Abstract
The surface roughness of fabric is one of the fabric properties that is used to evaluate the sensorial comfort of clothes. However, its objective evaluation requires sophisticated and expensive testing instruments and skilled testing expertise. Developing a predictive model is therefore an alternative approach to overcome such limitations. This study investigated a regression model to predict the surface roughness of 3/1 twill fabric using weft yarn count and weft thread density. Nine samples were produced by varying the weft yarn count and weft thread density at three different levels, while their surface roughness was determined using a Kawabata instrument (KES-FB4) under standard testing conditions. A two-factor predictive model equation was developed using design expert software. Based on the results and findings, the effects of count and density on the roughness of 3/1 twill fabric were found to be statistically significant for the developed model at a confidence interval of 95%. The model was tested by correlating the measured and predicted surface roughness values of 100% cotton 3/1 twill fabric. The results of the model test indicate a significant correlation (R2 = 0.9644) between the measured and predicted surface roughness values of 3/1 twill fabric, with a 95% confidence interval.

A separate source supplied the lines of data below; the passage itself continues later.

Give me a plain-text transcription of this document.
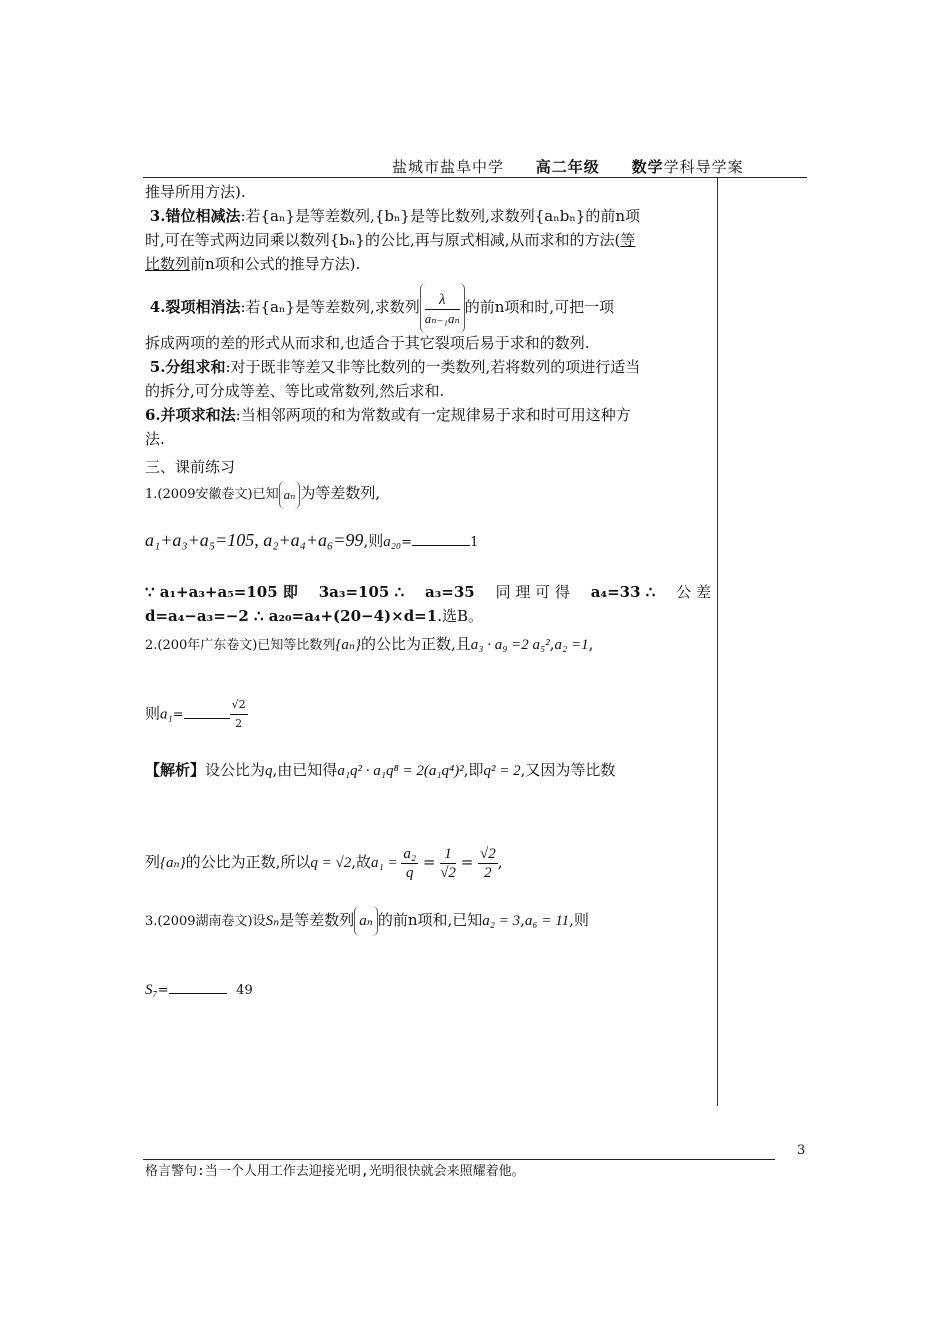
盐城市盐阜中学 高二年级 数学学科导学案

推导所用方法).

3.错位相减法:若{aₙ}是等差数列,{bₙ}是等比数列,求数列{aₙbₙ}的前n项

时,可在等式两边同乘以数列{bₙ}的公比,再与原式相减,从而求和的方法(等

比数列前n项和公式的推导方法).

4.裂项相消法:若{aₙ}是等差数列,求数列 $\frac{\lambda}{\text{aₙ₋₁aₙ}}$ 的前n项和时,可把一项

拆成两项的差的形式从而求和,也适合于其它裂项后易于求和的数列.

5.分组求和:对于既非等差又非等比数列的一类数列,若将数列的项进行适当

的拆分,可分成等差、等比或常数列,然后求和.

6.并项求和法:当相邻两项的和为常数或有一定规律易于求和时可用这种方

法.

三、课前练习

1.(2009安徽卷文)已知 aₙ 为等差数列,

a₁+a₃+a₅=105, a₂+a₄+a₆=99,则a₂₀=	1

∵ a₁+a₃+a₅=105 即 3a₃=105 ∴ a₃=35 同 理 可 得 a₄=33 ∴ 公 差

d=a₄−a₃=−2 ∴ a₂₀=a₄+(20−4)×d=1.选B。

2.(200年广东卷文)已知等比数列{aₙ}的公比为正数,且a₃ · a₉ =2 a₅²,a₂ =1,

则a₁=	$\frac{√2}{2}$

【解析】设公比为q,由已知得a₁q² · a₁q⁸ = 2(a₁q⁴)²,即q² = 2,又因为等比数

列{aₙ}的公比为正数,所以q = √2,故$a_1 = \frac{\text{a₂}}{q} = \frac{1}{√2} = \frac{√2}{2}$ ,

3.(2009湖南卷文)设Sₙ是等差数列 aₙ 的前n项和,已知a₂ = 3,a₆ = 11,则

S₇=	49

3
格言警句:当一个人用工作去迎接光明,光明很快就会来照耀着他。
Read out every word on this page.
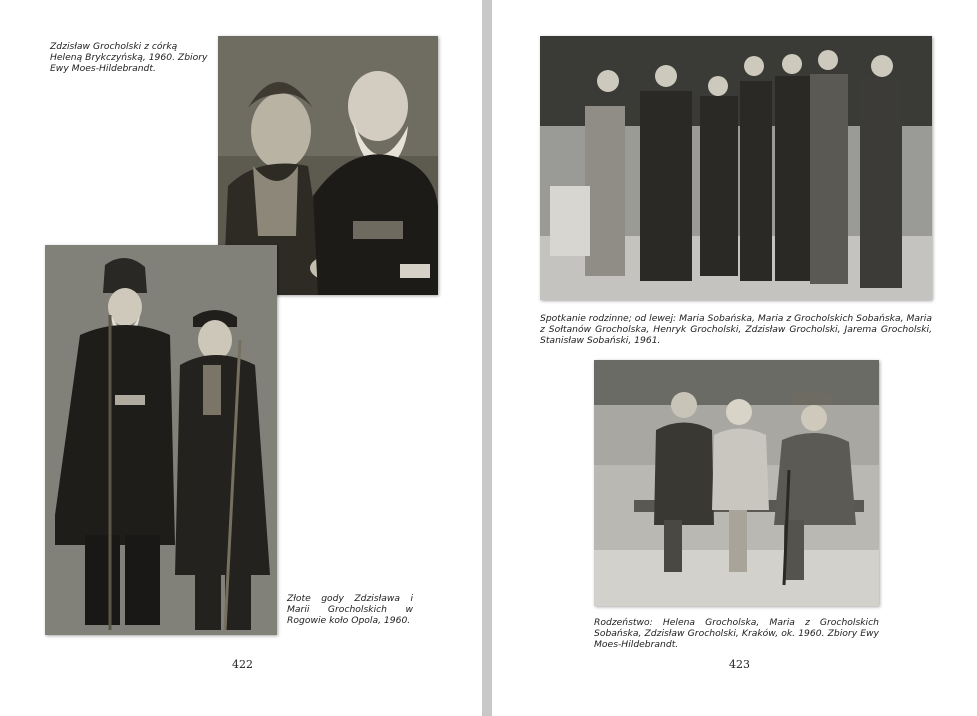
Zdzisław Grocholski z córką Heleną Brykczyńską, 1960. Zbiory Ewy Moes-Hildebrandt.
Złote gody Zdzisława i Marii Grocholskich w Rogowie koło Opola, 1960.
422
Spotkanie rodzinne; od lewej: Maria Sobańska, Maria z Grocholskich Sobańska, Maria z Sołtanów Grocholska, Henryk Grocholski, Zdzisław Grocholski, Jarema Grocholski, Stanisław Sobański, 1961.
Rodzeństwo: Helena Grocholska, Maria z Grocholskich Sobańska, Zdzisław Grocholski, Kraków, ok. 1960. Zbiory Ewy Moes-Hildebrandt.
423
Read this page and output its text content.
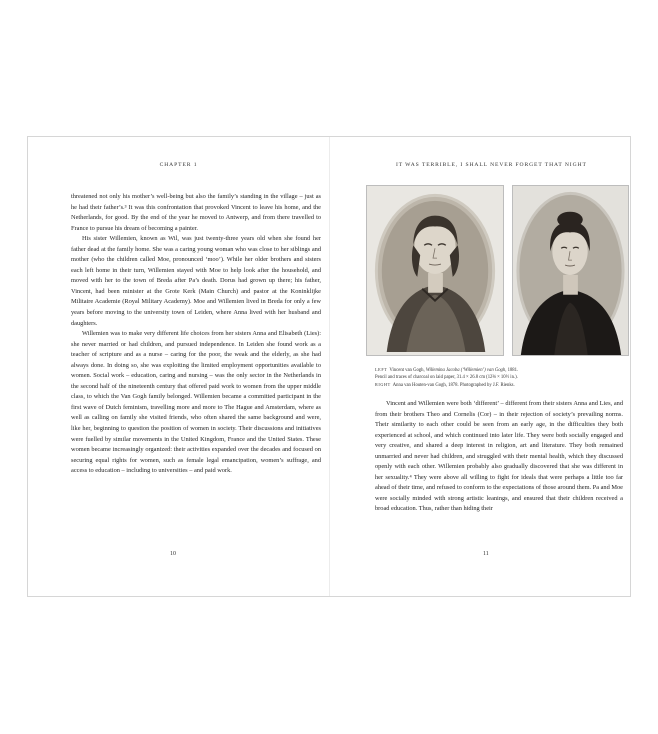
CHAPTER 1

threatened not only his mother’s well-being but also the family’s standing in the village – just as he had their father’s.³ It was this confrontation that provoked Vincent to leave his home, and the Netherlands, for good. By the end of the year he moved to Antwerp, and from there travelled to France to pursue his dream of becoming a painter.

His sister Willemien, known as Wil, was just twenty-three years old when she found her father dead at the family home. She was a caring young woman who was close to her siblings and mother (who the children called Moe, pronounced ‘moo’). While her older brothers and sisters each left home in their turn, Willemien stayed with Moe to help look after the household, and moved with her to the town of Breda after Pa’s death. Dorus had grown up there; his father, Vincent, had been minister at the Grote Kerk (Main Church) and pastor at the Koninklijke Militaire Academie (Royal Military Academy). Moe and Willemien lived in Breda for only a few years before moving to the university town of Leiden, where Anna lived with her husband and daughters.

Willemien was to make very different life choices from her sisters Anna and Elisabeth (Lies): she never married or had children, and pursued independence. In Leiden she found work as a teacher of scripture and as a nurse – caring for the poor, the weak and the elderly, as she had always done. In doing so, she was exploiting the limited employment opportunities available to women. Social work – education, caring and nursing – was the only sector in the Netherlands in the second half of the nineteenth century that offered paid work to women from the upper middle class, to which the Van Gogh family belonged. Willemien became a committed participant in the first wave of Dutch feminism, travelling more and more to The Hague and Amsterdam, where as well as calling on family she visited friends, who often shared the same background and were, like her, beginning to question the position of women in society. Their discussions and initiatives were fuelled by similar movements in the United Kingdom, France and the United States. These women became increasingly organized: their activities expanded over the decades and focused on securing equal rights for women, such as female legal emancipation, women’s suffrage, and access to education – including to universities – and paid work.

10
IT WAS TERRIBLE, I SHALL NEVER FORGET THAT NIGHT
LEFT Vincent van Gogh, Willemina Jacoba (‘Willemien’) van Gogh, 1881.
Pencil and traces of charcoal on laid paper, 31.4 × 26.8 cm (12⅜ × 10½ in.).
RIGHT Anna van Houten-van Gogh, 1878. Photographed by J.F. Rienks.

Vincent and Willemien were both ‘different’ – different from their sisters Anna and Lies, and from their brothers Theo and Cornelis (Cor) – in their rejection of society’s prevailing norms. Their similarity to each other could be seen from an early age, in the difficulties they both experienced at school, and which continued into later life. They were both socially engaged and very creative, and shared a deep interest in religion, art and literature. They both remained unmarried and never had children, and struggled with their mental health, which they discussed openly with each other. Willemien probably also gradually discovered that she was different in her sexuality.⁴ They were above all willing to fight for ideals that were perhaps a little too far ahead of their time, and refused to conform to the expectations of those around them. Pa and Moe were socially minded with strong artistic leanings, and ensured that their children received a broad education. Thus, rather than hiding their

11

Model validation was performed, and the study showed that the measured and predicted values of the surface roughness of 3/1 twill fabric have a 0.828 coefficient of determination (R2). This indicates that the surface roughness of 3/1 twill fabric can be predicted well by weft yarn count and weft thread density. This model can be thus used in textile industries and by research institutes for predicting the surface roughness of 3/1 twill fabrics in the new product development process.